House judiciary committee votes to hold William Barr in contempt

House judiciary committee Chairman Jerry Nadler reviews paperwork Wednesday during a hearing about whether to hold Attorney General William P. Barr in contempt. Photo by Mike Theiler/UPI

May 9 (UPI) — The House judiciary committee voted Wednesday to hold Attorney General William Barr in contempt of Congress.

The committee voted 24-16 in favor of holding Barr in contempt for defying a subpoena to produce a full, unredacted version of the Robert Mueller report, in what House judiciary Chairman Jerry Nadler, D-N.Y., described as “a very grave and momentous step.”

“We did not relish doing this, but we have no choice,” he said.

The Department of Justice condemned the committee’s decision as “politically motivated and unnecessary.”

The department asked the committee to suspend enforcement of its subpoena, which was issued last month after Barr declined to provide the full version of the report.

“The attorney general could not comply with the House Judiciary Committee’s subpoena without violating the law, court rules and court orders and without threatening the independence of the Department’s prosecutorial functions,” Justice Department spokeswoman Kerri Kupec said in a statement.

President Donald Trump asserted executive privilege Wednesday to prevent the unredacted Mueller report from being released to Congress.

“Faced with Chairman Nadler’s blatant abuse of power, and at the Attorney General’s request, the president has no other option than to make a protective assertion of executive privilege,” White House press secretary Sarah Sanders said.

“The American people see through Chairman Nadler’s desperate ploy to distract from the president’s historically successful agenda and our booming economy,” Sanders added. “Neither the White House nor Attorney General Barr will comply with Chairman Nadler’s unlawful and reckless demands.”

Talks Tuesday between the Justice Department and committee staffers — at which both sides hoped to reach a compromise — broke down.

“We are disappointed that you have rejected the Department of Justice’s request to delay the vote of the committee of the judiciary on a contempt finding against the attorney general this morning,” Assistant Attorney General Stephen Boyd wrote in a letter to the committee. “Accordingly, this is to advise you that the president has asserted executive privilege over the entirety of the subpoenaed materials.”

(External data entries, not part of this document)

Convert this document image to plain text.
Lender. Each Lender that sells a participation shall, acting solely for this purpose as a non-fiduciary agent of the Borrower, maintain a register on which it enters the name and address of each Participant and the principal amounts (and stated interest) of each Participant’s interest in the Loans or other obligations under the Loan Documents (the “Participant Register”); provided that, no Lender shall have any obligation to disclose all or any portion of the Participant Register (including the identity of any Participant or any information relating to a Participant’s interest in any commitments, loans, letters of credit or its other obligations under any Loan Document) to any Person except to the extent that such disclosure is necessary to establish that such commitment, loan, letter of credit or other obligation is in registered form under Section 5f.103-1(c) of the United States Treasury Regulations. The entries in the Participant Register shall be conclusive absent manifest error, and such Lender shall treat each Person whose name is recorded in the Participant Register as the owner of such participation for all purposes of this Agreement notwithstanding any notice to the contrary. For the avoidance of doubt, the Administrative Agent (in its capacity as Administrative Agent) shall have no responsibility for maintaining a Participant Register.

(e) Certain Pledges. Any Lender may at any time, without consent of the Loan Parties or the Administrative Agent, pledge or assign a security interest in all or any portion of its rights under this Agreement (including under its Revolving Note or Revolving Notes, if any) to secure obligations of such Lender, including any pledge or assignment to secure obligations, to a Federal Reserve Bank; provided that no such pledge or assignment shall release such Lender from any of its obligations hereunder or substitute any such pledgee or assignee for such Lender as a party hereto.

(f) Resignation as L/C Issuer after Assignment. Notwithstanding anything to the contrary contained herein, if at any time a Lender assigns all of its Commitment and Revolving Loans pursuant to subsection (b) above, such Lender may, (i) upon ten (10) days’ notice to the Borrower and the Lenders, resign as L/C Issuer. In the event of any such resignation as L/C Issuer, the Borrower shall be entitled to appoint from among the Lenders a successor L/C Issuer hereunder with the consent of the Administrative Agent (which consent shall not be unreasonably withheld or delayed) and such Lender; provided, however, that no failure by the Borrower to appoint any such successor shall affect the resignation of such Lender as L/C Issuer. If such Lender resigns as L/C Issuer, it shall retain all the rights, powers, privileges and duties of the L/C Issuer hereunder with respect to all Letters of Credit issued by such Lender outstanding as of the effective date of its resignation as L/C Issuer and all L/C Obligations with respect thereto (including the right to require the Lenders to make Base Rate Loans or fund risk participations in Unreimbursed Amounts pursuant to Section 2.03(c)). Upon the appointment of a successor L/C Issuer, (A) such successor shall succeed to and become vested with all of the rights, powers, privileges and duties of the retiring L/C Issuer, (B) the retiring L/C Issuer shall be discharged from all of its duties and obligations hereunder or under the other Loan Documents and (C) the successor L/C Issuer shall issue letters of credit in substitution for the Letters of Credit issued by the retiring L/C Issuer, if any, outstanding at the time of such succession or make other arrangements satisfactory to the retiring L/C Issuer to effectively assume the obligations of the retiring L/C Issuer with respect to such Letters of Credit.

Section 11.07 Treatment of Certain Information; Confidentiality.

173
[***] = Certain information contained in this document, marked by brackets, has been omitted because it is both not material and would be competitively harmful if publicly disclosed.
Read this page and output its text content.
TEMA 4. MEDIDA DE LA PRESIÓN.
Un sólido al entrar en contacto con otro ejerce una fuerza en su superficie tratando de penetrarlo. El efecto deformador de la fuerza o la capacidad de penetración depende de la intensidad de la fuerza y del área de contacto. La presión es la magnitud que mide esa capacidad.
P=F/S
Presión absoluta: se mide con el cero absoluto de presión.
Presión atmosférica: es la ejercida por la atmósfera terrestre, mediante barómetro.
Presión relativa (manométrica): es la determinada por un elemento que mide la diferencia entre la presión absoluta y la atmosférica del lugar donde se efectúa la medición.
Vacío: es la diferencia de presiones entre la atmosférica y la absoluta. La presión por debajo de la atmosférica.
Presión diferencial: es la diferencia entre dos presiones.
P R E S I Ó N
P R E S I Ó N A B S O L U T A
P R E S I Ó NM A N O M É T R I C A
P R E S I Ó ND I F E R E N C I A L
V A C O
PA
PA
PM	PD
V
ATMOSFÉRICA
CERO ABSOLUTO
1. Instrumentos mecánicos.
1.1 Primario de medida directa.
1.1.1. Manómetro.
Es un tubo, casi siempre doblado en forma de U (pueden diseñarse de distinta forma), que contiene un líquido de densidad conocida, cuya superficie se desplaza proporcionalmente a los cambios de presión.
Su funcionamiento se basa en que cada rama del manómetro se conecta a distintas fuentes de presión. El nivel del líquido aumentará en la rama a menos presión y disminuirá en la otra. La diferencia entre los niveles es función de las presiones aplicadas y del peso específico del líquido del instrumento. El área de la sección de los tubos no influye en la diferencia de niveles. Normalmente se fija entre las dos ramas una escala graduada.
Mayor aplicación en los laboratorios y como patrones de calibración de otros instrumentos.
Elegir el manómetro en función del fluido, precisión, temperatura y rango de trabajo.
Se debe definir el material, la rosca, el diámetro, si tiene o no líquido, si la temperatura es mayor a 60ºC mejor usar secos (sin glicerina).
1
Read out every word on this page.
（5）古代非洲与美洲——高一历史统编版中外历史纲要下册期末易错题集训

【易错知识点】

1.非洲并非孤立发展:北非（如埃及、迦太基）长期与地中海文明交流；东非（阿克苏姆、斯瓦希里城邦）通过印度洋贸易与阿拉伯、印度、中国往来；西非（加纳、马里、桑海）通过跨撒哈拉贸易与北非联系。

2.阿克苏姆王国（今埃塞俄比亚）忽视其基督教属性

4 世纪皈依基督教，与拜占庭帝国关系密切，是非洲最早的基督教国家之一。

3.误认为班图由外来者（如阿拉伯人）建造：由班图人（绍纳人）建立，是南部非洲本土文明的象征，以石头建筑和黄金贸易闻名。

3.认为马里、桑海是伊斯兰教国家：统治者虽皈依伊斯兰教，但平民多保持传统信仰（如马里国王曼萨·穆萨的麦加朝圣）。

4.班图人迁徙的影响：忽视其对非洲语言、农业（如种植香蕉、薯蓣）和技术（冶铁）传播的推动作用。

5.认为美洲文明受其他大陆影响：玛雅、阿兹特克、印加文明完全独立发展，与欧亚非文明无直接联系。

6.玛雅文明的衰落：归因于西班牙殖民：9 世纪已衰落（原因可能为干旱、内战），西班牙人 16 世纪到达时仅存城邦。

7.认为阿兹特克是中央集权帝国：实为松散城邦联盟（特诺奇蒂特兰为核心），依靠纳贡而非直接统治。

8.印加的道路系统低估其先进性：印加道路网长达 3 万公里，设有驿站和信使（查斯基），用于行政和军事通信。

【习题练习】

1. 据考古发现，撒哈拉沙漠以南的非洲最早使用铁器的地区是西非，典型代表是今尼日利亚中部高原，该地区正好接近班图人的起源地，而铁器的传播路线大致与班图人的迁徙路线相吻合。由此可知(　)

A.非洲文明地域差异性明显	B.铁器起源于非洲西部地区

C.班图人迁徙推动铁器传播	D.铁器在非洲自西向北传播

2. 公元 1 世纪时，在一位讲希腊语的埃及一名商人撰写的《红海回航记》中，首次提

Nadler fired back, saying the department’s legal arguments are not credible.

“In the coming days, I expect that Congress will have no choice but to confront the behavior of this lawless administration,” Nadler said. “The committee will also take a hard look at the officials who are enabling this cover up.”

While Barr has declined to offer an unredacted version of special counsel Robert Mueller’s report, he has given lawmakers an opportunity to see a less redacted version. Most lawmakers, however, have declined that offer. Six Republicans and six Democrats, including Rep. Doug Collins, R-Ga., and Sen. Lindsey Graham, R-S.C., have viewed a version with fewer redactions and Senate Republican leader Mitch McConnell said he intends to view it.

Nadler proposed letting the full judiciary and intelligence committees in the House and Senate and three staffers see a version of the report that includes grand jury material that was blacked out in the released version. The department rejected the offer. The Justice Department threatened late Tuesday it would withhold the full Mueller report if the committee went ahead with Wednesday’s contempt hearing.

“Chairman Nadler, however, rebuffed the olive branch and plowed ahead with this plan to hold Attorney General Barr in contempt for upholding the law,” Collins said. “I can’t imagine a more illogical hill for a legislator to die on.”

Nadler shot back, “The department’s decision reflects President Trump’s blanket defiance of Congress’s constitutionally mandated duties.”

The push for the full report was first motivated by Barr’s four-page summary of Mueller’s investigation into Russian interference in the 2016 U.S. election. The summary and, later, the redacted report said no evidence was found to indicate Trump’s campaign cooperated with any Russian actors prior to the election — but could not clear Trump of possible obstruction of justice.